Standards for HPLC Technique Used in Pharmaceutical Industry and Combining Analytical Techniques

Pollastro Marina^* Department of Chemical and Geological Sciences, University of Modena and Reggio Emilia, Modena, Italy
^*Correspondence: Pollastro Marina, Department of Chemical and Geological Sciences, University of Modena and Reggio Emilia, Modena, Italy, Email:

Received: 01-Sep-2022, Manuscript No. PAA-22-18353 ; Editor assigned: 05-Sep-2022, Pre QC No. PAA-22-18353 (PQ); Reviewed: 19-Sep-2022, QC No. PAA-22-18353 ; Revised: 26-Sep-2022, Manuscript No. PAA-22-18353 (R); Published: 03-Oct-2022, DOI: 10.35248/2153-2435.22.13.695

Description

HPLC is only able to evaluate substances that have been dissolved in solvents. In order to analyse the components and amounts of each component present in the sample on a qualitative and quantitative level, HPLC separates chemicals that are dissolved in a liquid sample. A common analytical method used in the pharmsaceutical industry is liquid chromatography. In the pharmaceutical industry, all manufactured products need to be of the highest quality to ensure the least risk to patients.

When the sample interacts with the mobile (liquid) and stationary phases, separation occurs (column). Based on their polarities, the various components of the sample are separated because of their differing levels of affinity for the mobile phase, they will be an across the column at different speeds. The mixed components are added to the stationary phase, which is typically a fine adsorbent solid like silica, at the top of the column. To minimise the existence of air bubbles that could affect the product's results, this must be spread equally. The column's exit is closed off by glass, wool, or a porous plate. The mixture divides into bands as the mobile phase passes through. These can then be gathered and analyzed using other techniques.

A component with a higher affinity for the stationary phase will migrate down the column more slowly than a component with a higher affinity for the mobile phase. This occurs because the components in a mixture are attracted to the adsorbent surface of the stationary phase to varying degrees depending on their individual polarity and unique structural characteristics. The most common form of liquid chromatography in use today is High-Performance Liquid Chromatography (HPLC), that pumps the sample mixture through the column at high pressure. It can be can be used to analyze finished drug products and their ingredients quantitatively and qualitatively during the manufacturing process. This is achieved through the separation, quantification and identification of components in a mixture and can be used to reveal the identity of a drug and monitor the progress of a therapy on a disease. Although expected at first to be used as a complimentary method to gas chromatography, the pharmaceutical industry now almost exclusively uses HPLC as a chromatographic technique. Identifying the structure and quantifying the levels of contaminants in pharmaceutical formulations is one of the main advantages of HPLC.

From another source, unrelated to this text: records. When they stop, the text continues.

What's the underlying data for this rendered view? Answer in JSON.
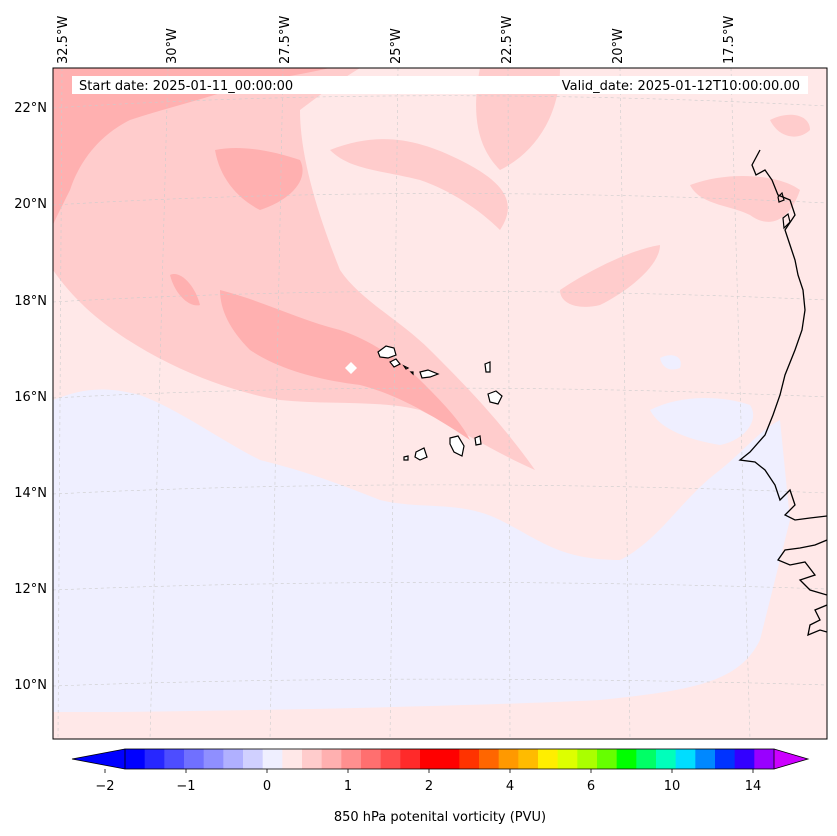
{
  "header": {
    "start_date": "Start date: 2025-01-11_00:00:00",
    "valid_date": "Valid_date: 2025-01-12T10:00:00.00"
  },
  "axes": {
    "lon_labels": [
      "32.5°W",
      "30°W",
      "27.5°W",
      "25°W",
      "22.5°W",
      "20°W",
      "17.5°W"
    ],
    "lat_labels": [
      "22°N",
      "20°N",
      "18°N",
      "16°N",
      "14°N",
      "12°N",
      "10°N"
    ]
  },
  "colorbar": {
    "title": "850 hPa potenital vorticity (PVU)",
    "ticks": [
      "−2",
      "−1",
      "0",
      "1",
      "2",
      "4",
      "6",
      "10",
      "14"
    ],
    "colors": [
      "#0000ff",
      "#2727ff",
      "#4d4dff",
      "#7070ff",
      "#8f8fff",
      "#b0b0ff",
      "#d0d0ff",
      "#efefff",
      "#ffe8e8",
      "#ffcccc",
      "#ffb0b0",
      "#ff8f8f",
      "#ff6f6f",
      "#ff4d4d",
      "#ff2a2a",
      "#ff0000",
      "#ff0000",
      "#ff3300",
      "#ff6600",
      "#ff9900",
      "#ffbb00",
      "#ffee00",
      "#ddff00",
      "#aaff00",
      "#66ff00",
      "#00ff00",
      "#00ff66",
      "#00ffbb",
      "#00ddff",
      "#0088ff",
      "#0033ff",
      "#3300ff",
      "#9900ff"
    ],
    "extend_low": "#0000ff",
    "extend_high": "#cc00ff"
  },
  "field_colors": {
    "background": "#ffe8e8",
    "light_blue": "#efefff",
    "pink": "#ffcccc",
    "dark_pink": "#ffb0b0"
  }
}
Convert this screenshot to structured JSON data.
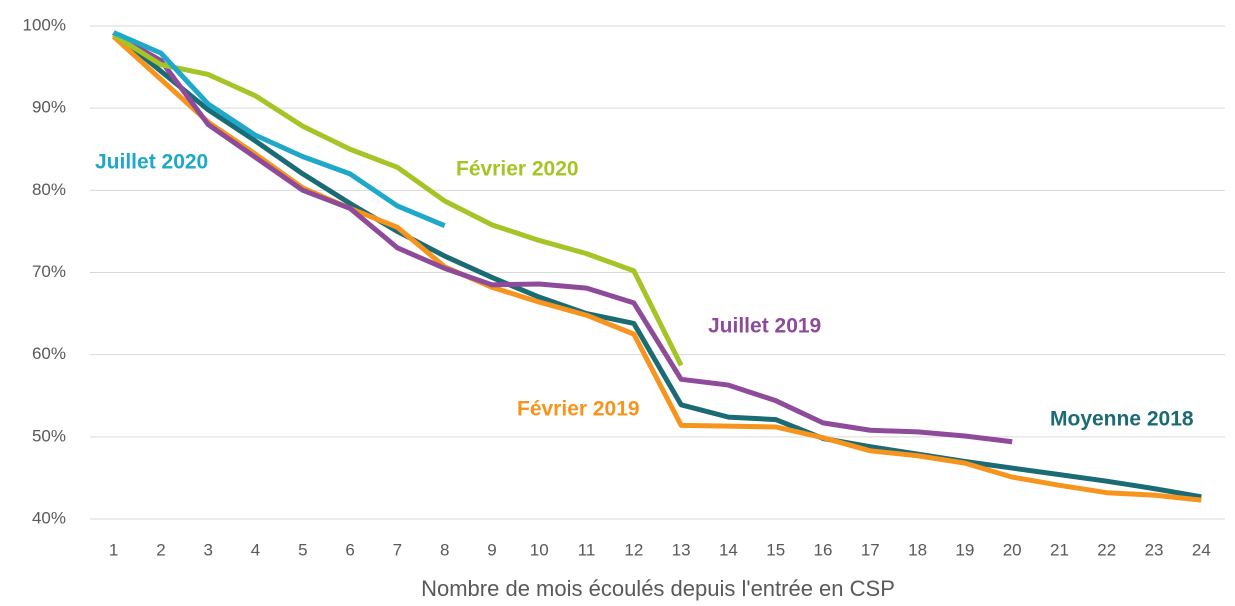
{
  "chart_data": {
    "type": "line",
    "x_label": "Nombre de mois écoulés depuis l'entrée en CSP",
    "categories": [
      "1",
      "2",
      "3",
      "4",
      "5",
      "6",
      "7",
      "8",
      "9",
      "10",
      "11",
      "12",
      "13",
      "14",
      "15",
      "16",
      "17",
      "18",
      "19",
      "20",
      "21",
      "22",
      "23",
      "24"
    ],
    "ylim": [
      40,
      100
    ],
    "yticks": [
      {
        "value": 40,
        "label": "40%"
      },
      {
        "value": 50,
        "label": "50%"
      },
      {
        "value": 60,
        "label": "60%"
      },
      {
        "value": 70,
        "label": "70%"
      },
      {
        "value": 80,
        "label": "80%"
      },
      {
        "value": 90,
        "label": "90%"
      },
      {
        "value": 100,
        "label": "100%"
      }
    ],
    "grid": true,
    "series": [
      {
        "name": "Moyenne 2018",
        "color": "#1b6b74",
        "values": [
          99.2,
          94.5,
          89.8,
          86,
          82,
          78.4,
          75,
          72,
          69.4,
          67,
          65,
          63.8,
          53.9,
          52.4,
          52.1,
          49.8,
          48.8,
          47.9,
          47,
          46.2,
          45.4,
          44.6,
          43.7,
          42.7
        ]
      },
      {
        "name": "Février 2019",
        "color": "#f7941d",
        "values": [
          98.7,
          93.5,
          88.3,
          84.4,
          80.3,
          77.8,
          75.5,
          70.7,
          68.2,
          66.4,
          64.8,
          62.5,
          51.4,
          51.3,
          51.2,
          49.9,
          48.3,
          47.7,
          46.8,
          45.1,
          44.1,
          43.2,
          42.9,
          42.3
        ]
      },
      {
        "name": "Juillet 2019",
        "color": "#8e4b9a",
        "values": [
          99,
          95.8,
          88,
          84,
          80,
          77.8,
          73,
          70.5,
          68.5,
          68.6,
          68.1,
          66.3,
          57,
          56.3,
          54.4,
          51.7,
          50.8,
          50.6,
          50.1,
          49.4,
          null,
          null,
          null,
          null
        ]
      },
      {
        "name": "Février 2020",
        "color": "#a5c426",
        "values": [
          98.9,
          95.3,
          94.1,
          91.5,
          87.8,
          85,
          82.8,
          78.7,
          75.8,
          73.9,
          72.3,
          70.2,
          58.7,
          null,
          null,
          null,
          null,
          null,
          null,
          null,
          null,
          null,
          null,
          null
        ]
      },
      {
        "name": "Juillet 2020",
        "color": "#1fa8c9",
        "values": [
          99.2,
          96.7,
          90.5,
          86.7,
          84.1,
          82,
          78.1,
          75.7,
          null,
          null,
          null,
          null,
          null,
          null,
          null,
          null,
          null,
          null,
          null,
          null,
          null,
          null,
          null,
          null
        ]
      }
    ]
  }
}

Combining analytical techniques HPLC can be successfully and effectively used for routine quality control analysis of medications in bulk and pharmaceutical dosage form since it is simple, specific, rapid, precise, and accurate. It can also be used in conjunction with other analytical techniques to clarify mixture components even more. UV is used as a detection method in HPLC-UV. This has the benefit of taking up less time and money because it does not need the complicated processing and processes frequently associated with the conventional chromatographic approach. Fluorescence and electrochemical detectors are much more selective for numerous chemicals than UV detectors and much more responsive towards the appropriate analytes.

Mass spectrometry (HPLC/MS), which combines HPLC with another method, connects a chromatograph to a mass spectrometer through an interface. This type of examination can look at a variety of components, including those that are polar, have a large molecular mass, or are thermally labile. The mass spectrometer's specialized interface receives the components that have been extracted from the column. Electrospray ionization and atmospheric pressure chemical ionization interfaces are the two most widely utilized interfaces for HPLC/MS.